The next few receptions were marginally better. One was between two teachers at my school, and I was one of the three current students invited (the others being my sister and my boyfriend at the time). There were coffee beans and party games on every table—Dutch Blitz, playing cards, the works. I knew everyone at my table this time and didn’t need the games to break the ice. My cousin’s wedding was tiny, hosted at their favorite Rhode Island restaurant, so I only didn’t know their college friends, who mostly kept to their own table. I spent most of my time catching up with the California cousins, sweating bullets, and grabbing every popsicle the restaurant gave us. At my first friend wedding, we were able to stay overnight at the venue in upper New Hampshire, which meant I got to know a few of her college friends a little better. I mostly, however, stuck to the sides of my high school besties, all of us admiring the view of the White Mountains and crying about how our lives were all going to diverge after college graduation.

I understand that weddings are all about the couple, so as an attendee, you just have to suck it up and recognize that you aren’t going to know (or get along with) everyone coming to the wedding. But after these few experiences, I decided that when I was to get married, at my family’s favorite campground, I would forgo the reception all together. People could reserve campsites together and cluster together, getting to catch up without playing the “So how do you know the happy couple?” game. It would be a win-win: I would see all of my people, and they would get to see each other. People never actually get to talk to the couple during weddings anyway.

The only thing that made me change my mind, however, was the last wedding I attended where I was a part of the bridal party. We got up to the venue (upper New Hampshire again—I’m telling you all, these mountains) and had two days to decorate and hang out. My friend had picked people from all different times of her life—high school, college, grad school—and I got the chance to sit down and talk with the people who loved my friend so dearly when she was thousands of miles from me.

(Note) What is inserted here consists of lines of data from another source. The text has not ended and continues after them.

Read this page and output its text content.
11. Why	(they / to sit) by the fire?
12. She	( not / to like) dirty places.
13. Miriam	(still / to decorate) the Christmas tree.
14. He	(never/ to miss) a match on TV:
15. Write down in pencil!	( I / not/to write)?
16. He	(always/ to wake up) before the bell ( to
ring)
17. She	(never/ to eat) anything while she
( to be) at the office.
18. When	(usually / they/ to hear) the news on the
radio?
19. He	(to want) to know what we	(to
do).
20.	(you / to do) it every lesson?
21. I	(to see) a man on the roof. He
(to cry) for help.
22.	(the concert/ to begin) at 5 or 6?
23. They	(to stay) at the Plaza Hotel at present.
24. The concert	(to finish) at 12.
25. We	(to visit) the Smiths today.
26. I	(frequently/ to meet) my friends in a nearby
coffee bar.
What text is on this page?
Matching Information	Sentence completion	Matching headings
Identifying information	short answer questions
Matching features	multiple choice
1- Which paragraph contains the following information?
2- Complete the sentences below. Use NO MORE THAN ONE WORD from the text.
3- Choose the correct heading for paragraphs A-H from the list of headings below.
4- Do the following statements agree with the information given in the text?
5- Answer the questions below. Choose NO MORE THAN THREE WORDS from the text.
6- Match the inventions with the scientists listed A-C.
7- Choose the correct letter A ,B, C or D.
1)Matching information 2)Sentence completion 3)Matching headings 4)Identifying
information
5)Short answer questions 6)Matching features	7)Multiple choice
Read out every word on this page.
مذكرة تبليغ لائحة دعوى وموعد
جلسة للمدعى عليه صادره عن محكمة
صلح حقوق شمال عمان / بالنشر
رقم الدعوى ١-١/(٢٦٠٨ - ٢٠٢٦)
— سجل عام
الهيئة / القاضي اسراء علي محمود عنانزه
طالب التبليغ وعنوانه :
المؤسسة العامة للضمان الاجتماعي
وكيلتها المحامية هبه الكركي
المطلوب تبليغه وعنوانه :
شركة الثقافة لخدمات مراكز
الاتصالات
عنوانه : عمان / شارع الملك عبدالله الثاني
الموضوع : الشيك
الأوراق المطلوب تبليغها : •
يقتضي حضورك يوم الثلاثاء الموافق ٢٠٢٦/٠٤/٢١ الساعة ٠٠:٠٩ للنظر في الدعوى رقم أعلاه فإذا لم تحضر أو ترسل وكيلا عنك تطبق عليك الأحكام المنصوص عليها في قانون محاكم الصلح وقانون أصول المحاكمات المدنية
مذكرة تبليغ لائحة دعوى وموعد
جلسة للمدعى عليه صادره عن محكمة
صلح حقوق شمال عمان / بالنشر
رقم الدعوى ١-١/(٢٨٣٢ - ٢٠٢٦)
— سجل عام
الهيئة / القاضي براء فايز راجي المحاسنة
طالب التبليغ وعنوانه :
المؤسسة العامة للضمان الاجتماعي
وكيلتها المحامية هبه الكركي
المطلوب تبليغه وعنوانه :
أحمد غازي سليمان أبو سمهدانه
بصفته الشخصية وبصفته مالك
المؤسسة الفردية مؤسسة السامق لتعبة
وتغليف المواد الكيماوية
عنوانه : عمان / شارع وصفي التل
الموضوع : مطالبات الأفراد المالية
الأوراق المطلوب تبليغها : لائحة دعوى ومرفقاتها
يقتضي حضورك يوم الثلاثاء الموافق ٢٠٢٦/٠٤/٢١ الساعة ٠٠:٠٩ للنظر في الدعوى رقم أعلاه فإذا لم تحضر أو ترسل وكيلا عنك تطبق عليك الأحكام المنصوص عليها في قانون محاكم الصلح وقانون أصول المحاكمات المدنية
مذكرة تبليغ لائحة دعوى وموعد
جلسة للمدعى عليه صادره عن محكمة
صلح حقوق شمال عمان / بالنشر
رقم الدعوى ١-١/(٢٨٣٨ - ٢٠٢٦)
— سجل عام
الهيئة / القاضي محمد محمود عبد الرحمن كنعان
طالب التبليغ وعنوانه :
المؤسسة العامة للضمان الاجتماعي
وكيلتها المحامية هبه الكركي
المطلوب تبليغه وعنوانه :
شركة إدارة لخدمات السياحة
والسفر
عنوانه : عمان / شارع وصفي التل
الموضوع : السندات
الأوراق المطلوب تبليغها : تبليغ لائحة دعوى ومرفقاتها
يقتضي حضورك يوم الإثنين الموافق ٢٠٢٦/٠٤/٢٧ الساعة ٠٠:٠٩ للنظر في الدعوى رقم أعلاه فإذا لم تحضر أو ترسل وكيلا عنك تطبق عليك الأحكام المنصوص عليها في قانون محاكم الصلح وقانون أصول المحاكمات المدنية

I got to know her lab partner and learned that they blast whatever music they want in their fancy organic chemistry lab working six days a week; I heard about college shenanigans and more stories about her and her fiancé when they were just starting out.

When everyone else arrived the day of the wedding, all the other college friends and Ph.D candidates and random relatives, it didn’t matter that I didn’t know them and didn’t have time to get to know them—I already had an in. I felt perfectly comfortable dancing with her Cali friends and her scientists and her relatives because I realized they were all here for the same reason as me: to celebrate these two lovely people.

I still think wedding receptions are kind of silly, but now if I ever do get married, I am going to have one—in all its weird and awkward and wonderful glory.

1 Comment

  1. Lydia

    Hi Alex,

    Thank you for putting into writing what we all feel at receptions – awkwardness and stiltedness but at the same time a genunine connection. It makes me realize the fullness of people’s lives (“eight million stories in the naked city” so to speak) and that I, as a bridesmaid, sister, friend, or plus one, am only a small part of someone’s life. Weddings also show the fact that we are all connected deeply and in interlocking patterns. I appreciate your piece.